Climate taxes could fuel food insecurity

The impact could easily outstrip the effects of a changing climate itself

South Sudanese women walk to the site of a UN’s World Food Program (WFP) food aid air drop near the town of Katdalok, in Jonglei State of South Sudan July 30, 2018.

One of the reasons climate mitigation systems like carbon taxes are touted is the growing risk of food insecurity in a changing climate.

But new research suggests the policies themselves, if they’re not carefully designed, could fuel even more widespread hunger and food insecurity than the direct impacts of climate change.

Those are the findings published by a team from the International Institute for Applied Systems Analysis in the journal Nature Climate Change recently.

It is the first international study to compare across models the effects of climate change on agriculture with the costs and effects of mitigation policies, and look at subsequent effects on food security and the risk of hunger.

Lead researchers Tomoko Hasegawa, a researcher at IIASA and Japan’s National Institute for Environment Studies (NIES), and Shinich­iro Fujimori, an IIASA researcher and associate profess­or at Kyoto University, summarized outputs of eight global agricultural models to analyze various different scenarios to 2050.

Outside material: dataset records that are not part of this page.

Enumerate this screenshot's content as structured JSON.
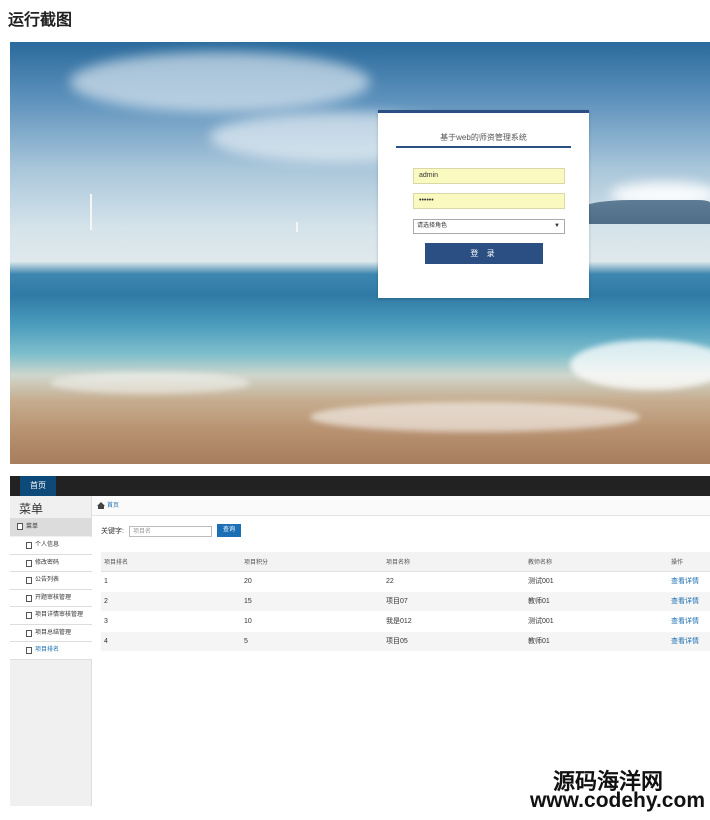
{
  "doc": {
    "title": "运行截图"
  },
  "login": {
    "title": "基于web的师资管理系统",
    "username_value": "admin",
    "password_value": "••••••",
    "role_placeholder": "请选择角色",
    "login_button": "登 录"
  },
  "admin": {
    "nav": {
      "home_tab": "首页"
    },
    "sidebar": {
      "heading": "菜单",
      "group": "菜单",
      "items": [
        {
          "label": "个人信息",
          "active": false
        },
        {
          "label": "修改密码",
          "active": false
        },
        {
          "label": "公告列表",
          "active": false
        },
        {
          "label": "开题审核管理",
          "active": false
        },
        {
          "label": "项目详情审核管理",
          "active": false
        },
        {
          "label": "项目总结管理",
          "active": false
        },
        {
          "label": "项目排名",
          "active": true
        }
      ]
    },
    "breadcrumb": "首页",
    "search": {
      "label": "关键字:",
      "placeholder": "项目名",
      "button": "查询"
    },
    "table": {
      "columns": [
        "项目排名",
        "项目积分",
        "项目名称",
        "教师名称",
        "操作"
      ],
      "rows": [
        [
          "1",
          "20",
          "22",
          "测试001",
          "查看详情"
        ],
        [
          "2",
          "15",
          "项目07",
          "教师01",
          "查看详情"
        ],
        [
          "3",
          "10",
          "我是012",
          "测试001",
          "查看详情"
        ],
        [
          "4",
          "5",
          "项目05",
          "教师01",
          "查看详情"
        ]
      ]
    }
  },
  "watermark": {
    "cn": "源码海洋网",
    "url": "www.codehy.com"
  }
}
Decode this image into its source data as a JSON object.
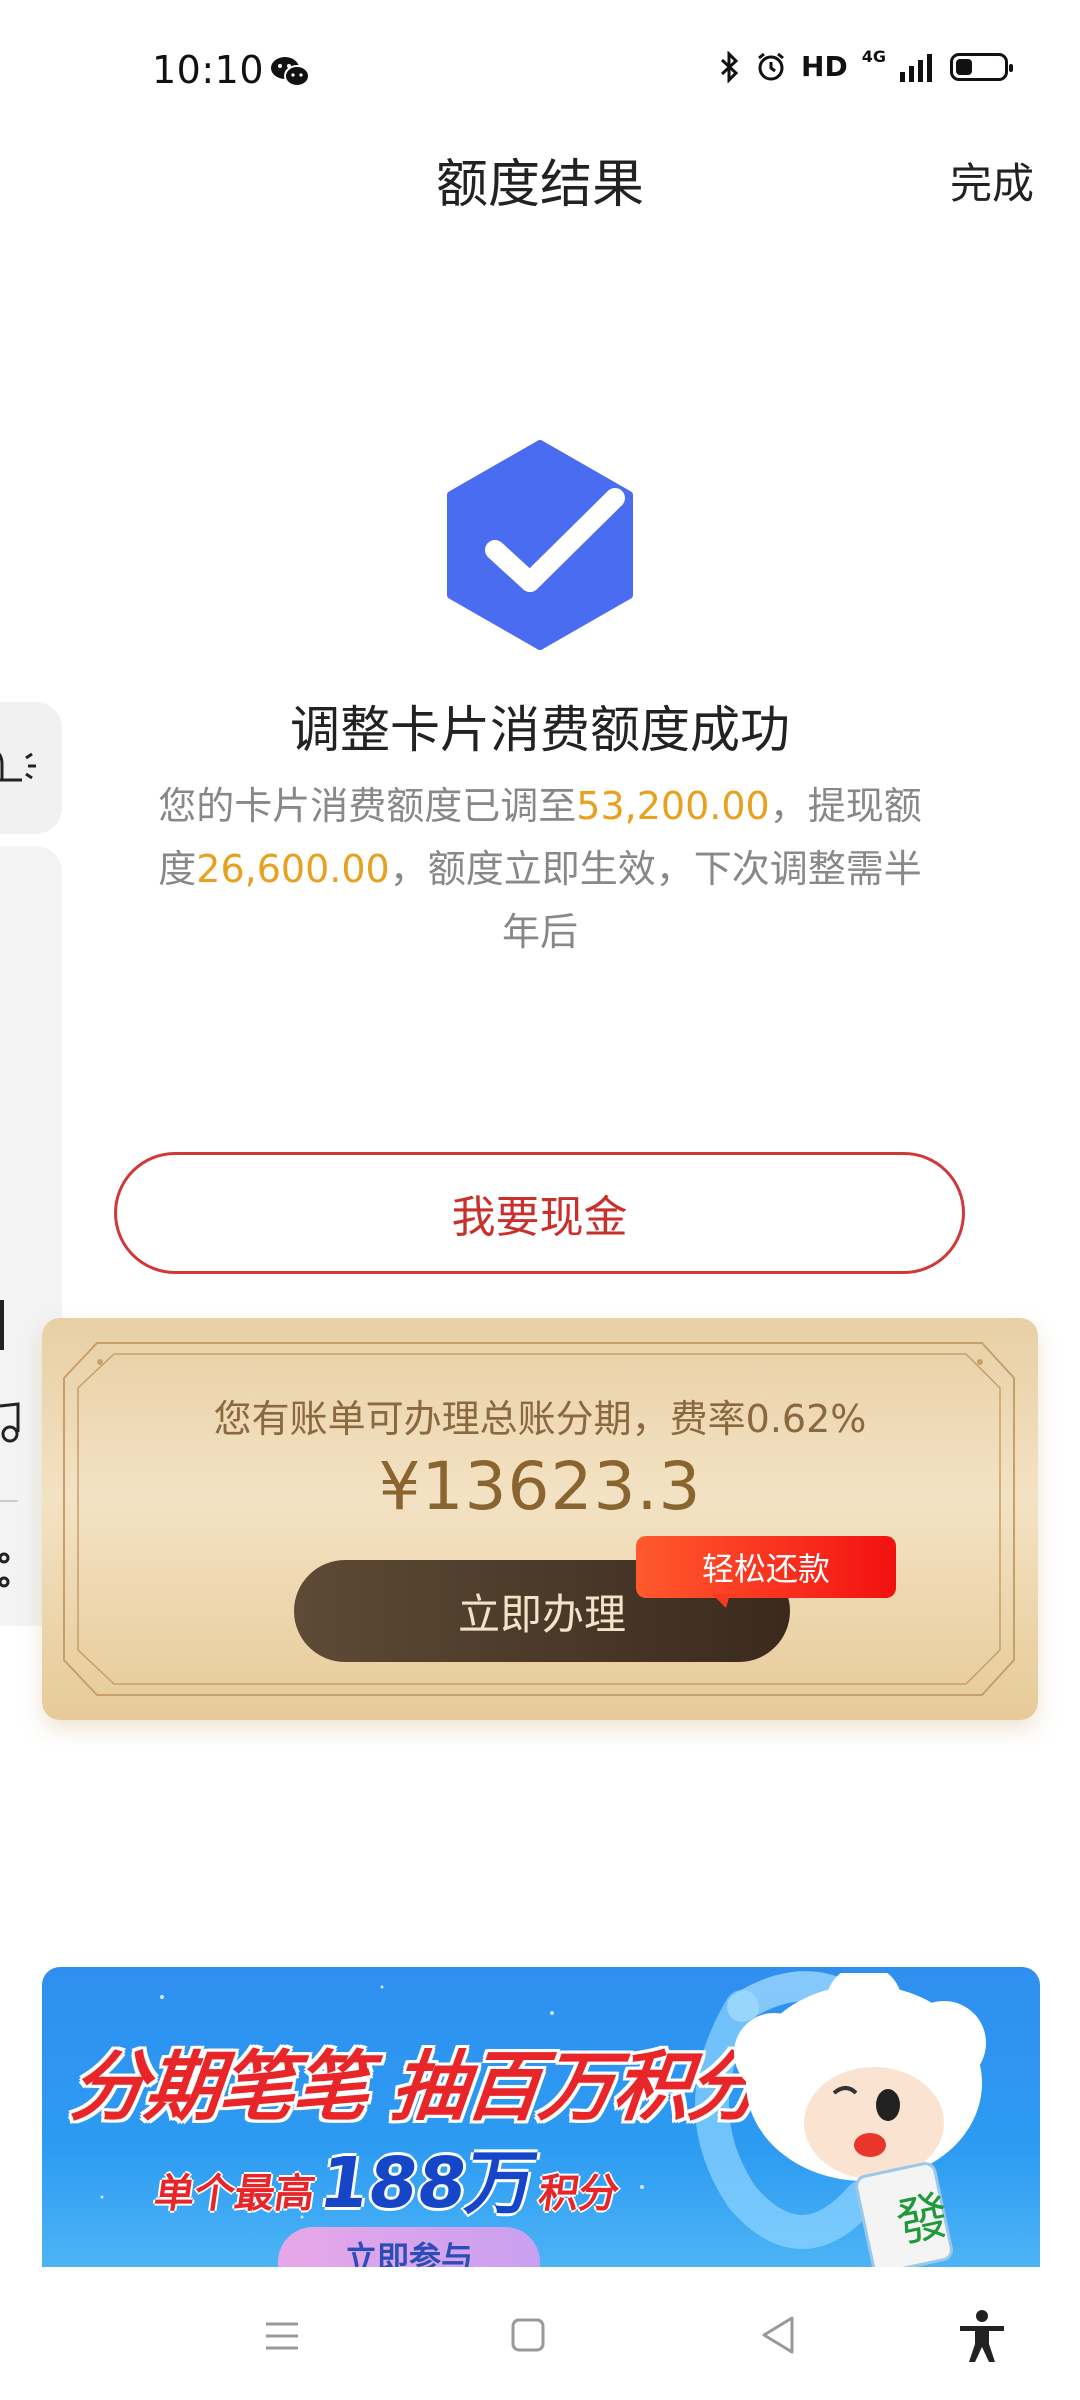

By 2050, the models suggest that climate change could be responsible for putting an extra 24 million people at risk of hunger on average, with some models suggesting up to 50 million extra could be at risk. However, if agriculture is included in very stringent climate mitigation schemes, such as a global carbon tax or a comprehensive emission trading system applying the same rules to all sectors of the economy, the increase in food prices would be such that 78 million more people would be at risk of hunger, with some models finding that up to 170 million more would be at risk.